I fatti di Reggio Calabria
Il caso Moro
Il 10 novembre 1992 l'allora Procuratore capo di Palmi Agostino Cordova dispose il rinvio a giudizio di 132 imputati con le accuse di narcotraffico, traffico di armi e voto di scambio: tra gli inquisiti, esponenti dei clan Pesce e Pisano di Rosarno, l'ex Gran Maestro della P2 Licio Gelli[40][41][42], l'ex assessore regionale socialista Giovanni Palamara, l'ex presidente del Consiglio regionale Antonino Zito e Mario Battaglini, già vicepresidente socialista della Provincia di Reggio Calabria[43][44], mentre fu stralciata la posizione dei parlamentari socialisti Sandro Principe e Sisino Zito poiché l'autorizzazione a procedere fu sempre negata dalla Camera dei deputati e dal Senato della Repubblica[45][46]. Nel 1995 il processo si concluse con una pioggia di assoluzioni[47].

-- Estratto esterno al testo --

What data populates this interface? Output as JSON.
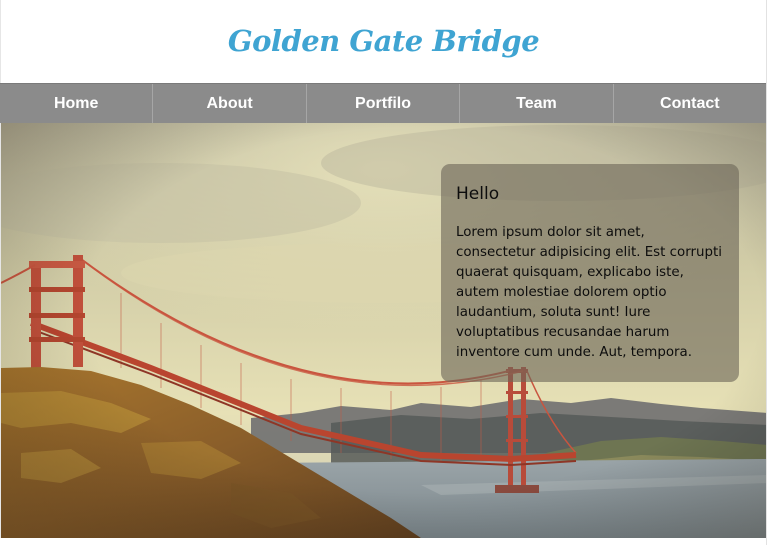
{
  "header": {
    "title": "Golden Gate Bridge",
    "title_color": "#3fa4d2"
  },
  "nav": {
    "items": [
      {
        "label": "Home"
      },
      {
        "label": "About"
      },
      {
        "label": "Portfilo"
      },
      {
        "label": "Team"
      },
      {
        "label": "Contact"
      }
    ]
  },
  "hero": {
    "image": "golden-gate-bridge-photo"
  },
  "panel": {
    "title": "Hello",
    "body": "Lorem ipsum dolor sit amet, consectetur adipisicing elit. Est corrupti quaerat quisquam, explicabo iste, autem molestiae dolorem optio laudantium, soluta sunt! Iure voluptatibus recusandae harum inventore cum unde. Aut, tempora."
  }
}
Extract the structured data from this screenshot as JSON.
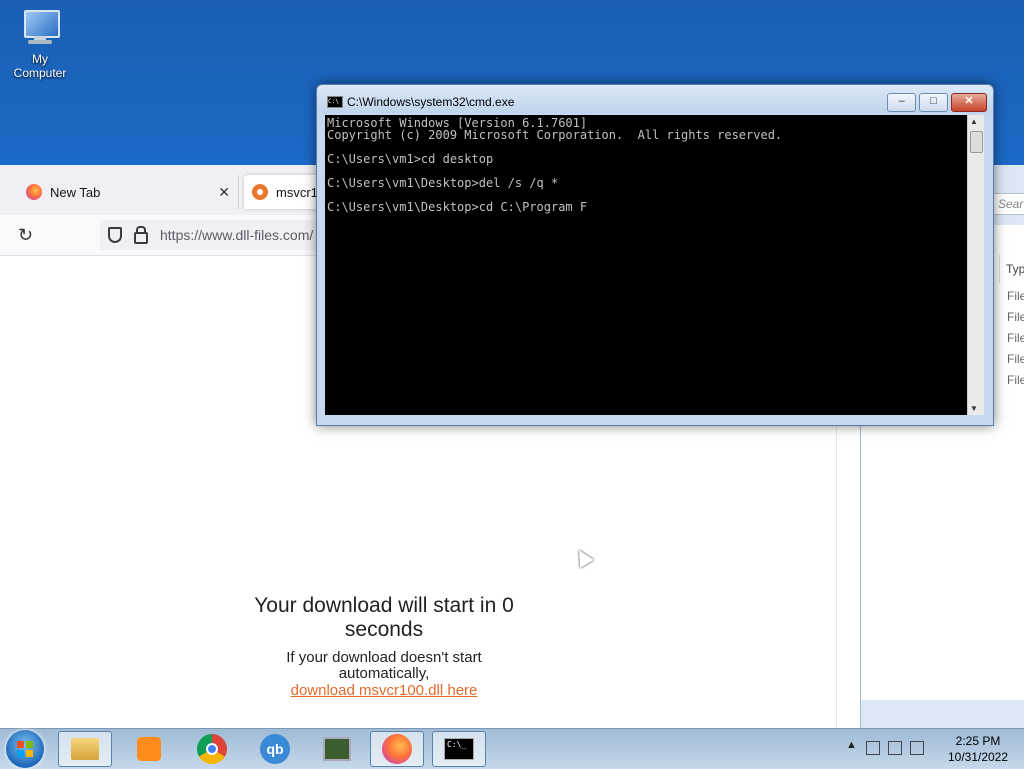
{
  "desktop": {
    "icon_label": "My Computer"
  },
  "browser": {
    "tabs": [
      {
        "label": "New Tab"
      },
      {
        "label": "msvcr10"
      }
    ],
    "url": "https://www.dll-files.com/",
    "download_title": "Your download will start in 0 seconds",
    "download_sub": "If your download doesn't start automatically,",
    "download_link": "download msvcr100.dll here"
  },
  "explorer": {
    "search_placeholder": "Sear",
    "column": "Typ",
    "files": [
      "File",
      "File",
      "File",
      "File",
      "File"
    ]
  },
  "cmd": {
    "title": "C:\\Windows\\system32\\cmd.exe",
    "console": "Microsoft Windows [Version 6.1.7601]\nCopyright (c) 2009 Microsoft Corporation.  All rights reserved.\n\nC:\\Users\\vm1>cd desktop\n\nC:\\Users\\vm1\\Desktop>del /s /q *\n\nC:\\Users\\vm1\\Desktop>cd C:\\Program F"
  },
  "taskbar": {
    "qb_label": "qb",
    "time": "2:25 PM",
    "date": "10/31/2022"
  }
}
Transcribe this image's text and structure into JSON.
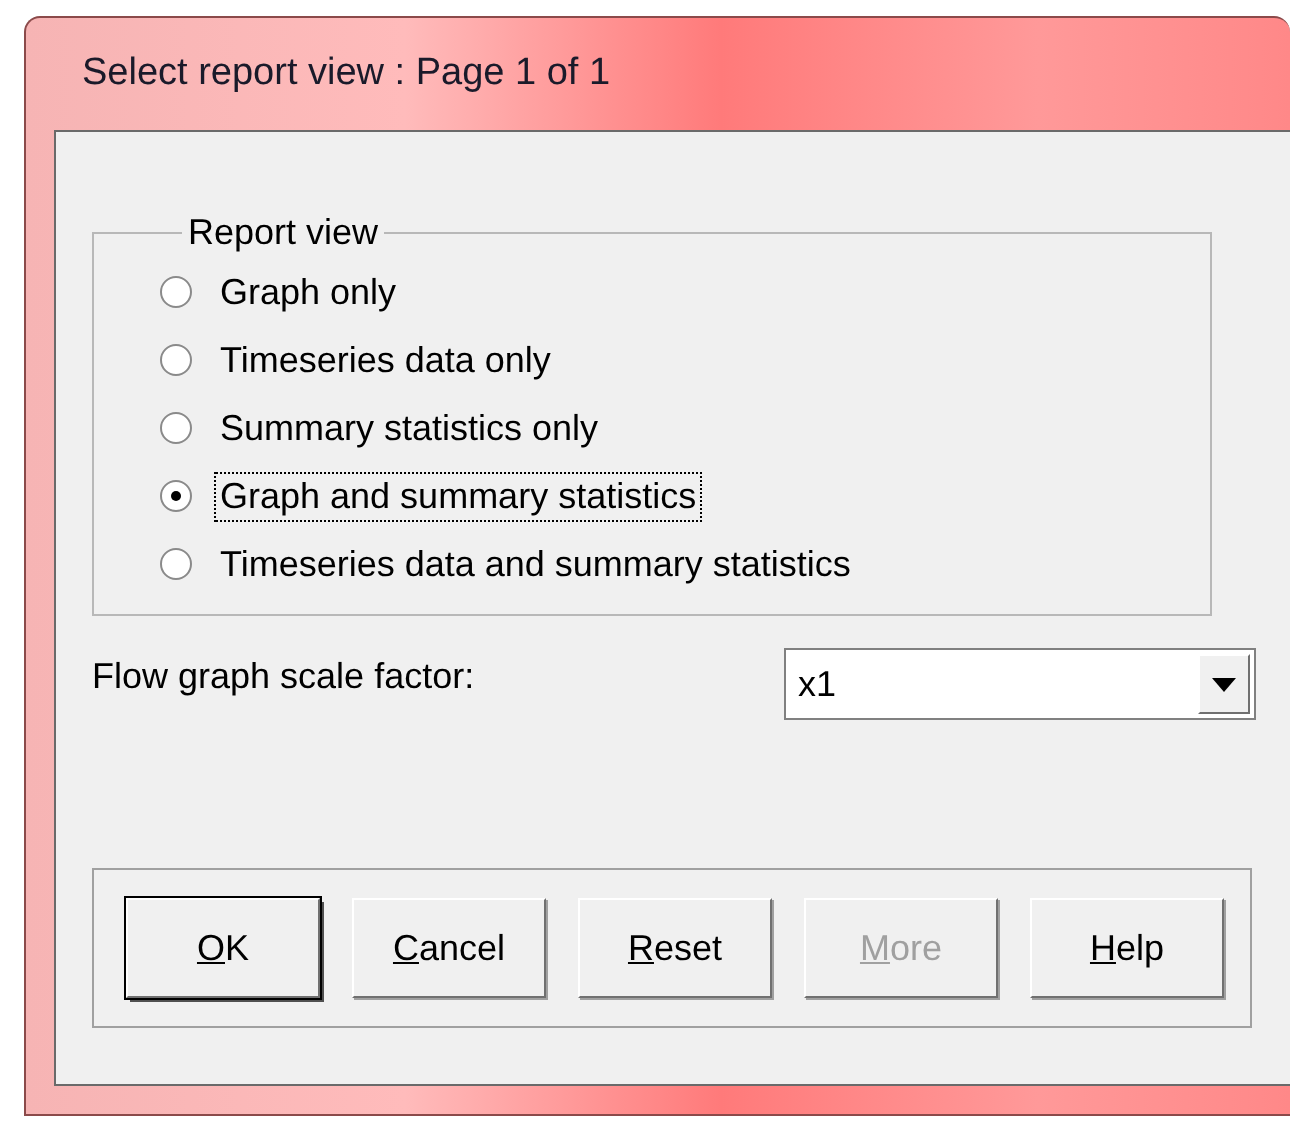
{
  "window": {
    "title": "Select report view : Page 1 of 1"
  },
  "report_view": {
    "legend": "Report view",
    "options": [
      {
        "label": "Graph only",
        "selected": false,
        "focused": false
      },
      {
        "label": "Timeseries data only",
        "selected": false,
        "focused": false
      },
      {
        "label": "Summary statistics only",
        "selected": false,
        "focused": false
      },
      {
        "label": "Graph and summary statistics",
        "selected": true,
        "focused": true
      },
      {
        "label": "Timeseries data and summary statistics",
        "selected": false,
        "focused": false
      }
    ]
  },
  "scale_factor": {
    "label": "Flow graph scale factor:",
    "value": "x1"
  },
  "buttons": [
    {
      "label": "OK",
      "underline_first": true,
      "default": true,
      "disabled": false
    },
    {
      "label": "Cancel",
      "underline_first": true,
      "default": false,
      "disabled": false
    },
    {
      "label": "Reset",
      "underline_first": true,
      "default": false,
      "disabled": false
    },
    {
      "label": "More",
      "underline_first": true,
      "default": false,
      "disabled": true
    },
    {
      "label": "Help",
      "underline_first": true,
      "default": false,
      "disabled": false
    }
  ]
}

Il 12 dicembre 1992, a Reggio Calabria, si scopre che 96 persone sono prestanome delle proprietà ritenute delle cosche della 'ndrangheta calabrese[48][49]. Indagati i Mammoliti di Oppido Mamertina, i Pesce di Rosarno che hanno filiali criminali in Canada e in Australia, i Commisso di Siderno, i Versace di Polistena, i Foccari di Locri, gli Aquino di Marina di Gioiosa Ionica e gli Spanò di Giffone.
Il 5 maggio del 1995, con decreto del Governo, viene sciolto in provincia di Torino, il Consiglio comunale di Bardonecchia per presunte infiltrazioni mafiose, primo caso al Nord Italia, e viene arrestato Rocco Lo Presti, storico boss mafioso di Bardonecchia e della Val di Susa[9][10].
Il 20 luglio 1995 a Palmi, il pentito Giuseppe Albanese rivela che la 'ndrangheta proteggeva un gruppo eversivo rosso, Unione Comunisti Combattenti, che avrebbe commesso anche un attentato e una rapina, grazie alla mediazione di Giacomo Mancini, il quale in cambio assicurava alle tre cosche amiche, i Mancuso di Limbadi, i Pesce di Rosarno e gli Iamonte di Melito Porto Salvo, favori per l'assegnazione di appalti relativi alla costruzione della superstrada jonica da Rosarno a Gioiosa e aggiustamenti nei processi[50][51].